Hoy son 17.739 y, para llegar a esa estimación habrá que añadir casi 30.000 nuevos aparatos: 19.000 nuevos aviones en términos de crecimiento neto, y otros 10.500 nuevos que sustituirán a otros tantos de los quehoy están en servicio. Habrá, también, que mantener y remodelar otros 7.300 de los que funcionan actualmente y seguirán en servicio dentro de dos décadas.

Una ingente cantidad de trabajo a la que se suma nuevos programas que tanto Airbus como Boeing -para quien también, aunque en mucha menor medida, trabaja la industria española- lanzarán en los próximos años.

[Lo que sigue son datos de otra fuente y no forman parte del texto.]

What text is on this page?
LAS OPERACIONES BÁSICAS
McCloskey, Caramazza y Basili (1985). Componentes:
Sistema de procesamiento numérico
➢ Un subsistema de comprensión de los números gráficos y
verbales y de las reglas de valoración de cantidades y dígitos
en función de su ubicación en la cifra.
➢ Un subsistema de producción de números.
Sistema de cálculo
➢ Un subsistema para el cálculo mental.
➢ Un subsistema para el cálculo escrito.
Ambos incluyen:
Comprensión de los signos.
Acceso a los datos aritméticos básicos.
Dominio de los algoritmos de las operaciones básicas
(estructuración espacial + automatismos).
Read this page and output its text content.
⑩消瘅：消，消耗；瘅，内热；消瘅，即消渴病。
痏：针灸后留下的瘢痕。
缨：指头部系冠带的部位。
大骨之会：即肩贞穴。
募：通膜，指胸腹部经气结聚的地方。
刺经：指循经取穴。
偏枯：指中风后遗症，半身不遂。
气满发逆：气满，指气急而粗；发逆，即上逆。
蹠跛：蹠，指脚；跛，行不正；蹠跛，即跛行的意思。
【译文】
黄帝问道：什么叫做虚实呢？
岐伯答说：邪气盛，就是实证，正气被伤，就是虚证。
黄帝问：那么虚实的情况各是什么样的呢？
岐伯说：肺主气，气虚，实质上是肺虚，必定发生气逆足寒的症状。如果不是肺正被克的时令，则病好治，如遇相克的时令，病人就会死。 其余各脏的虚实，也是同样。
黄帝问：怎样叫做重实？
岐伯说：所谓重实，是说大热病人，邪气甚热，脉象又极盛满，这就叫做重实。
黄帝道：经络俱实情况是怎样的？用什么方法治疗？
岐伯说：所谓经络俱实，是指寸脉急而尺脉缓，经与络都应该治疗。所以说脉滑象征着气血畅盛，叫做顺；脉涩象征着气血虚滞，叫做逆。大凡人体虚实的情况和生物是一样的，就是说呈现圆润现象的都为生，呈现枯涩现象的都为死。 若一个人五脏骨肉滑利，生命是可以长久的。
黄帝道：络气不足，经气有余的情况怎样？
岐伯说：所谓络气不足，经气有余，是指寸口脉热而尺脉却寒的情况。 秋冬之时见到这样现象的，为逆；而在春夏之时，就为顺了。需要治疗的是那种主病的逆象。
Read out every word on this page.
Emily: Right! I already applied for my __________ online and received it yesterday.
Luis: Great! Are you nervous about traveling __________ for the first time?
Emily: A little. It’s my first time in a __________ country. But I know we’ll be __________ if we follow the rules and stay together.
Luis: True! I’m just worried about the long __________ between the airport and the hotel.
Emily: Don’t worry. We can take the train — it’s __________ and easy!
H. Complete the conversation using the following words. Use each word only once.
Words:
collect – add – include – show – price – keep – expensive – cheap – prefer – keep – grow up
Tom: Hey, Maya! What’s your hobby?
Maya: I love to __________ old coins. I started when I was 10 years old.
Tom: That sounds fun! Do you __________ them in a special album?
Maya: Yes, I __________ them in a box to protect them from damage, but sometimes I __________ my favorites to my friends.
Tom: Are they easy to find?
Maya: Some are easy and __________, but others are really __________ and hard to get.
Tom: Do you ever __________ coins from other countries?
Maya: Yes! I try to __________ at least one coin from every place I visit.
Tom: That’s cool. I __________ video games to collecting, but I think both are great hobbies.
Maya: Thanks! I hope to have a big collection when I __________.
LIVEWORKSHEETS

Para poder abordarla, Ramos señala como claves mejorar la integración de las empresas españolas en las cadenas de suministro para esos grandes fabricantes -“mi opinión personal es que los futuros programas no los ganarán empresas, sino cadenas de suministro completas”- y no aflojar en la inversión en I+D para mantener el nivel de los competidores europeos o estadounidenses, y también los de otros mercados emergentes.

Ese nivel está en torno al 12-14 por ciento de la cifra de ventas, aunque en 2012 bajó al 11 a la espera de los datos del pasado año.

Una inversión en innovación tan necesaria para los programas civiles que ya están en marcha y que sustentan esa demanda de unos 30.000 nuevos aparatos, y que por ejemplo necesitan mejorar su eficiencia energética y ambiental; pero también para los próximos programas militares que se lancen, tras el parón de los últimos años por las restricciones presupuestarias.

“Se habla mucho de que somos un sector estratégico pero carecemos de un plan nacional que permita, por ejemplo, canalizar ayudas europeas para el desarrollo de proyectos de I+D+i o que haga valer el peso de la industria en el exterior a la hora de traer trabajo para nuestro país”, señalan precisamente desde la compañía burgalesa Aciturri, uno de los tres tier 1 (suministrador principal) de aeroestructuras de Airbus en España -los otros son la vasca Aernnova y la andaluza Alestis, controlada por Airbus-.

La compañía que preside Ginés Clemente reconoce que “en un mercado tan globalizado como es el aeronáutico, tener tamaño es esencial para competir” Y ahí, las posibilidades se encuentran fundamentalmente en el mercado asiático y en el de los países árabes, donde los gigantes Airbus y Boeing ya se están posicionando. Junto a Aciturri, empresas como MPB, Inmapa o Nicolás Correa son también suministradores de piezas o bienes de equipo para la industria aeronáutica, que ha sido una de las “niñas bonitas” de las políticas de apoyo de la Junta de Castilla y León.

En Andalucía, a tenor de las cifras de 2013 presentadas por el clúster regional del sector -Fundación Hélice- se ha notado entre las empresas auxiliares (excluida Airbus y sus filiales) un descenso de la inversión en I+D debido a la finalización de los programas Interconecta, según señala el informe de Hélice.

El volumen de inversión fue de 37,2 millones, un 35 por ciento menos que en 2012. Esa cifra representa además un 4,8 por ciento de las ventas de esas empresas auxiliares (771 millones), menos de la mitad de la media a escala nacional.